I was in hospital to get my appendix out when I was 11 on Christmas Eve and the nursing team were brilliant. They looked after me and made me miss [being at] home [much] less because they were so nice to me when it was Christmas Day.

I thought I’d like to make a patient or family feel that sort of welcome even in a hard time.

I left school at 17, after 5th year. Couldn’t get into Robert Gordon University until I was 18, so I worked [as] a florist. I went to Robert Gordon University from 2003 to 2006 and graduated with a degree in Children’s Nursing and then got a job in the operating theatres and that was 12 years ago.

It’s really hard to describe a typical week because there isn’t, there really isn’t.

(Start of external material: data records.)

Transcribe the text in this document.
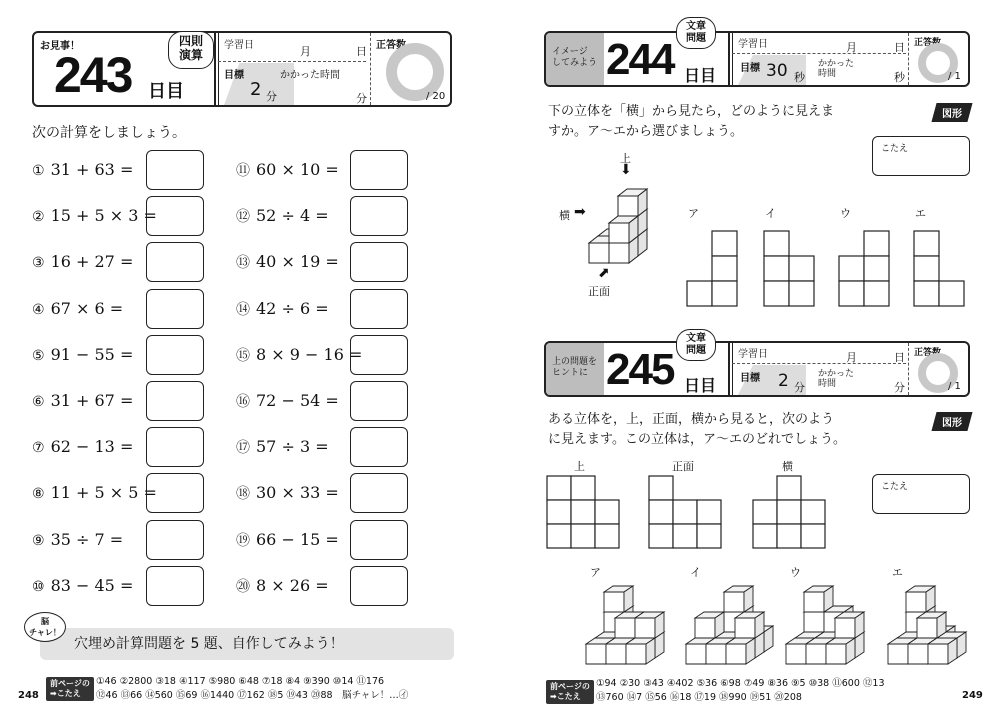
お見事！
243 日目
四則
演算
学習日	月	日
目標
2 分
かかった時間
分
正答数
/ 20
次の計算をしましょう。
① 31 + 63 =
② 15 + 5 × 3 =
③ 16 + 27 =
④ 67 × 6 =
⑤ 91 − 55 =
⑥ 31 + 67 =
⑦ 62 − 13 =
⑧ 11 + 5 × 5 =
⑨ 35 ÷ 7 =
⑩ 83 − 45 =
⑪ 60 × 10 =
⑫ 52 ÷ 4 =
⑬ 40 × 19 =
⑭ 42 ÷ 6 =
⑮ 8 × 9 − 16 =
⑯ 72 − 54 =
⑰ 57 ÷ 3 =
⑱ 30 × 33 =
⑲ 66 − 15 =
⑳ 8 × 26 =
穴埋め計算問題を 5 題、自作してみよう！
脳
チャレ！
前ページの
➡こたえ
①46 ②2800 ③18 ④117 ⑤980 ⑥48 ⑦18 ⑧4 ⑨390 ⑩14 ⑪176
⑫46 ⑬66 ⑭560 ⑮69 ⑯1440 ⑰162 ⑱5 ⑲43 ⑳88　脳チャレ！…㋑
248
イメージ
してみよう 244 日目
文章
問題
学習日	月	日
目標 30 秒
かかった
時間	秒
正答数
/ 1
下の立体を「横」から見たら，どのように見えま
すか。ア～エから選びましょう。
図形
こたえ
上
⬇
横 ➡
⬈
正面
ア	イ	ウ	エ
上の問題を
ヒントに 245 日目
文章
問題	学習日	月	日
目標 2 分
かかった
時間	分
正答数
/ 1
ある立体を，上，正面，横から見ると，次のよう
に見えます。この立体は，ア～エのどれでしょう。
図形
こたえ
上	正面	横
ア	イ	ウ	エ
前ページの
➡こたえ
①94 ②30 ③43 ④402 ⑤36 ⑥98 ⑦49 ⑧36 ⑨5 ⑩38 ⑪600 ⑫13
⑬760 ⑭7 ⑮56 ⑯18 ⑰19 ⑱990 ⑲51 ⑳208	249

A big part of my job, it’s a multi-disciplinary team, lots of people, lots of things to organise and you want it within a good time frame.

You want to get as many patients that you can get done safely and properly.

You’re actually in the background organising everything for the patient so it’s a very important job.

Some of the feedback I’ve had from people that I’ve cared for, that I’ve really not thought I’d done anything specific, but the feedback has been amazing. Even after 12 years of full-time doing this, it can bring a tear to your eye. You’re proud, you’re actually really proud of the job you have done because that has made such a difference to somebodies’ life.

Since becoming a nurse, I have developed my organisational skills a lot. Timing, speaking to multi-disciplinary teams and people skills, just honing into different age ranges and spotting a nervous patient from far away and lots of different behavioural skills.

I think if you are a hard worker and have a good heart then there’s nothing really more rewarding you can do than nursing. [There are] so many different avenues to nursing so if you hone into that you really enjoy and what you really love doing, if you can do that, and that’s your career, and you still get paid for it, then that’s really what you should do, it’s loads of different avenues you can go down in nursing.